İbrâhîm (a.s) kavmine şöyle dedi:
“Siz, sırf aranızdaki dünyâ hayâtına has muhabbet uğruna Allah’ı bırakıp birtakım putlar edindiniz. Sonra kıyâmet günü (gelip çattığında ise) birbirinizi tanımamazlıktan gelecek ve birbirinize lânet okuyacaksınız. Varacağınız yer cehennemdir ve hiç yardımcınız da yoktur.” (el-Ankebût 29/25)
İbrahim (a.s) âilesini ve mü’minleri alarak Şam diyarına hicret etti.
Daha sonra Allah’ın emri ile oğlu İsmail ile annesini Kâbe’nin yanına yerleştirerek şöyle dua etti:
“Ey Rabbimiz! Namazı dosdoğru kılmaları için ben, neslimden bir kısmını senin Beyt-i Harem’inin (Kâbe’nin) yanında ziraat yapılmayan bir vâdiye yerleştirdim. Artık sen de insanlardan bir kısmının gönüllerini onlara meylettir ve meyvelerden bunlara rızık ver! Umulur ki, bu nîmetlere şükrederler.” (İbrâhîm 14/37)
İsmail (a.s) babasıyla birlikte yürüyüp gezecek çağa erişince İbrahim (a.s) bir rüyâ gördü ve: “Yavrucuğum, rüyâda seni kurban ettiğimi görüyorum; bir düşün, ne dersin?” dedi. O da cevâben: “Babacığım, sen emrolunduğun şeyi yap! İnşâallah beni sabredenlerden bulursun!” dedi.
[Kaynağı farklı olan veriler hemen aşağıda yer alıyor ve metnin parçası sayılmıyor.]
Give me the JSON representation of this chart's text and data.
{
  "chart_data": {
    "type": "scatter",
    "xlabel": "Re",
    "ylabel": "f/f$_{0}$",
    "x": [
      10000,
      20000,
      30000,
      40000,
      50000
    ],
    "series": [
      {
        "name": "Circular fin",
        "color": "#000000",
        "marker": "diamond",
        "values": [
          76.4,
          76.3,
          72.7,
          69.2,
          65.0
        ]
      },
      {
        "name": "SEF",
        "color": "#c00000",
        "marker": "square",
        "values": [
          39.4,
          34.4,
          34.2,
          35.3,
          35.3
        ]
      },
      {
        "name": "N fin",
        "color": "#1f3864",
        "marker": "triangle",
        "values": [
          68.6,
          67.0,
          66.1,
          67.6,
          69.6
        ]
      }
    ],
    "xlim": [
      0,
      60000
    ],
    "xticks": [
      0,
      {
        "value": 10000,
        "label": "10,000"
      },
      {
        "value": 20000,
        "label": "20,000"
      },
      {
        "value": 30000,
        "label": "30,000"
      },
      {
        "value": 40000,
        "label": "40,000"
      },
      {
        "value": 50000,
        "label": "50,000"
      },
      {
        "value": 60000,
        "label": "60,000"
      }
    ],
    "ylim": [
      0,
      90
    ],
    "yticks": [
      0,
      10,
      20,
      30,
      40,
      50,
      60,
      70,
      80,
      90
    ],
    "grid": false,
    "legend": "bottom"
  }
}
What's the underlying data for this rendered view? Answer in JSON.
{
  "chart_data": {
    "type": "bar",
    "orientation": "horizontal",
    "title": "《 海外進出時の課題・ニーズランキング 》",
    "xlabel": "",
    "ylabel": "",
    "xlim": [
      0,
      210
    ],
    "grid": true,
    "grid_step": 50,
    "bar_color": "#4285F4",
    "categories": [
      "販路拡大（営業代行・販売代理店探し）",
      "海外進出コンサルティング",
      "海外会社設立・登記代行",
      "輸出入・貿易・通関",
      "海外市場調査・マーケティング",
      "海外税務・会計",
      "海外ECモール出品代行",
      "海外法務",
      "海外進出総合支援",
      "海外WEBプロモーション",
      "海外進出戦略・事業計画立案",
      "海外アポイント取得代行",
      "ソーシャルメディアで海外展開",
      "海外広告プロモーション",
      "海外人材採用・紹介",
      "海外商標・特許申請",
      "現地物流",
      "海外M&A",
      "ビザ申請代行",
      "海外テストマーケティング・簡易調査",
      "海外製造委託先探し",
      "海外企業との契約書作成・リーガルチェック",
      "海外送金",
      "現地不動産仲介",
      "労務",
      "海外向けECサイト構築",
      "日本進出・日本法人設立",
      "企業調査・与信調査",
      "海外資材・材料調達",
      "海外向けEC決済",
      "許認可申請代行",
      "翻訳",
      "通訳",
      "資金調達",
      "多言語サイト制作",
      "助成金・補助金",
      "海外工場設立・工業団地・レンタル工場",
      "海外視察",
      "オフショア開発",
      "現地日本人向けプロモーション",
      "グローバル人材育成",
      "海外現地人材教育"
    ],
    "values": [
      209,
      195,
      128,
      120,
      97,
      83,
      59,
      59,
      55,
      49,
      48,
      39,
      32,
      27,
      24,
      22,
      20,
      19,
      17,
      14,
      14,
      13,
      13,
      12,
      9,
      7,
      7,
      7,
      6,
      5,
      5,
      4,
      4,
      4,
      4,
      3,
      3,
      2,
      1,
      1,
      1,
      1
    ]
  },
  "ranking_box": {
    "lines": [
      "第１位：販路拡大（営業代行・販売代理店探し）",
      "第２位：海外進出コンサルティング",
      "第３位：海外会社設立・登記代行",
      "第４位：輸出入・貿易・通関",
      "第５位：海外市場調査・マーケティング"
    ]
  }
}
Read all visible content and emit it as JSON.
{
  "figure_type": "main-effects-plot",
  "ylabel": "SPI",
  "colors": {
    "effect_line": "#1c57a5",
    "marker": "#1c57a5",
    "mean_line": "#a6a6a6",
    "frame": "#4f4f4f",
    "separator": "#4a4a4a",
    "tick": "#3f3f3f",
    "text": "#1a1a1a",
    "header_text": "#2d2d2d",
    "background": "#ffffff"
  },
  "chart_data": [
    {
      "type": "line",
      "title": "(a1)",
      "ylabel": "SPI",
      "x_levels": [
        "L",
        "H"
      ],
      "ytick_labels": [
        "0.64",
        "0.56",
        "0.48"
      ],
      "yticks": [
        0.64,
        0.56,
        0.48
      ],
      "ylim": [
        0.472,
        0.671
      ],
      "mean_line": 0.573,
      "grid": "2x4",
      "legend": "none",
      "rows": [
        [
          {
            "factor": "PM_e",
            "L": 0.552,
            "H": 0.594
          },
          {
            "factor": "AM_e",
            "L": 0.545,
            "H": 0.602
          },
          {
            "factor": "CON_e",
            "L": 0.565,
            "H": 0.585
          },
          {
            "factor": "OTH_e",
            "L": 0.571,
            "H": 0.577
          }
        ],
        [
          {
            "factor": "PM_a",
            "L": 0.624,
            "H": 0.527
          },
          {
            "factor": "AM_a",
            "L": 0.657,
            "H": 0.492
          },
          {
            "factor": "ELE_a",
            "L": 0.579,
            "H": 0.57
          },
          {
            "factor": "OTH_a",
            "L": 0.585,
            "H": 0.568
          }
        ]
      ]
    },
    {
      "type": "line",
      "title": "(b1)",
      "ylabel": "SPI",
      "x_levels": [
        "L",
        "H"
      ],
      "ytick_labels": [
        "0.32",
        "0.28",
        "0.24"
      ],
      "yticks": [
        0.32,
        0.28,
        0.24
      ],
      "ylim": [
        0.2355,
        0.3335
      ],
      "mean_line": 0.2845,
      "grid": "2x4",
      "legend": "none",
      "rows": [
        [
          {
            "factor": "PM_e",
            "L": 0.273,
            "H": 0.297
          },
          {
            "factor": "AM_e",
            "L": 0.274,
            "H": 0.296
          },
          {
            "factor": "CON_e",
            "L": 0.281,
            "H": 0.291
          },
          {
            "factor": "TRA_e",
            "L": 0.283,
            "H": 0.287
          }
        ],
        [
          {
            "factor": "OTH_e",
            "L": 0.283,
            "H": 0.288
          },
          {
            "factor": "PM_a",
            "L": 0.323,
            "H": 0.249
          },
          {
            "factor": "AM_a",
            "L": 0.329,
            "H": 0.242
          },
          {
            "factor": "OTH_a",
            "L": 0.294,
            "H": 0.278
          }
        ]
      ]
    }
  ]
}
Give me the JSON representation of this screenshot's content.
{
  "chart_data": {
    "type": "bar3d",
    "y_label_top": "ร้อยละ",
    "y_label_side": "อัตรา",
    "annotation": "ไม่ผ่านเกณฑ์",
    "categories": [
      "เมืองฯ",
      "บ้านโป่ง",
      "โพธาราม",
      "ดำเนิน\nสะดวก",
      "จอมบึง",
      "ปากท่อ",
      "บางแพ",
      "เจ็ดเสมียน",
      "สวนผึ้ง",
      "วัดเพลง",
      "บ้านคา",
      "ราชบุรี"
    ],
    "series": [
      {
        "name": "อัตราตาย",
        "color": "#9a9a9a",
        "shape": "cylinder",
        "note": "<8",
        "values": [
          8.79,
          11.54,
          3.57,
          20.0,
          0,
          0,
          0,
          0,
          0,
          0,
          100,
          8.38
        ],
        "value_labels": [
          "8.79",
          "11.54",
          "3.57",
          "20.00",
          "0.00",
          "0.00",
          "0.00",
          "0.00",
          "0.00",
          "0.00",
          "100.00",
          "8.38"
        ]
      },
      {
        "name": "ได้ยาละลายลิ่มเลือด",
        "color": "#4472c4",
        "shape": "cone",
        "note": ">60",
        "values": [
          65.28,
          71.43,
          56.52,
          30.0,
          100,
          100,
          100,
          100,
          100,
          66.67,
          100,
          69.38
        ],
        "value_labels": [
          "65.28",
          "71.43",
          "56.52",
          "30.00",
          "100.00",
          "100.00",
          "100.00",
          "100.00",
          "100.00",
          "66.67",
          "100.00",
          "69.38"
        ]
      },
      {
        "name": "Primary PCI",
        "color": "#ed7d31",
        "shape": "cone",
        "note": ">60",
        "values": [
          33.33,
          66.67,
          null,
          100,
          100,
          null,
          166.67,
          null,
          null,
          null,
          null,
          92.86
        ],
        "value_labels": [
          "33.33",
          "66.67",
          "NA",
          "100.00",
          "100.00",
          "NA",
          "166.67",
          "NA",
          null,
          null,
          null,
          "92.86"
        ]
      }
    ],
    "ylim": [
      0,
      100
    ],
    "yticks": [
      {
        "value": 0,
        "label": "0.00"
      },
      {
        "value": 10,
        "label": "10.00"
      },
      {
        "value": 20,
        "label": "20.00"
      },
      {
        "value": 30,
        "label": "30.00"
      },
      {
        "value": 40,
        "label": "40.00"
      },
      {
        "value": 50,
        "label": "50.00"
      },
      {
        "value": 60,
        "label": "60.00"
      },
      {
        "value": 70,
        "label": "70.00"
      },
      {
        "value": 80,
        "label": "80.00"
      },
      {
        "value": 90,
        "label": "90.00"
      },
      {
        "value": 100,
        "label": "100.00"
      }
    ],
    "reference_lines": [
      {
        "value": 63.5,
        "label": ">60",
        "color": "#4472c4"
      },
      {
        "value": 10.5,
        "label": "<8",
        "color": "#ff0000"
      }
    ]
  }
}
Her ikisi de teslîm olup, İbrâhîm (a.s) onu alnı üzerine yatırınca Allah Teâlâ: “Ey İbrâhîm, rüyâyı gerçekleştirdin. Biz ihsân sâhiplerini böyle mükâfatlandırırız. Bu gerçekten çok ağır bir imtihandır” diye seslendi. Oğluna bedel ona büyük bir kurban ihsân eyledi. Geriden gelecekler arasında ona iyi bir nam bıraktı ve “İbrâhîm’e selâm olsun!” buyurdu.[2]
Yaşlılık vaktinde Allah Teâlâ ona kudretini göstererek oğlu İshak’ın doğacağını müjdeledi.[3]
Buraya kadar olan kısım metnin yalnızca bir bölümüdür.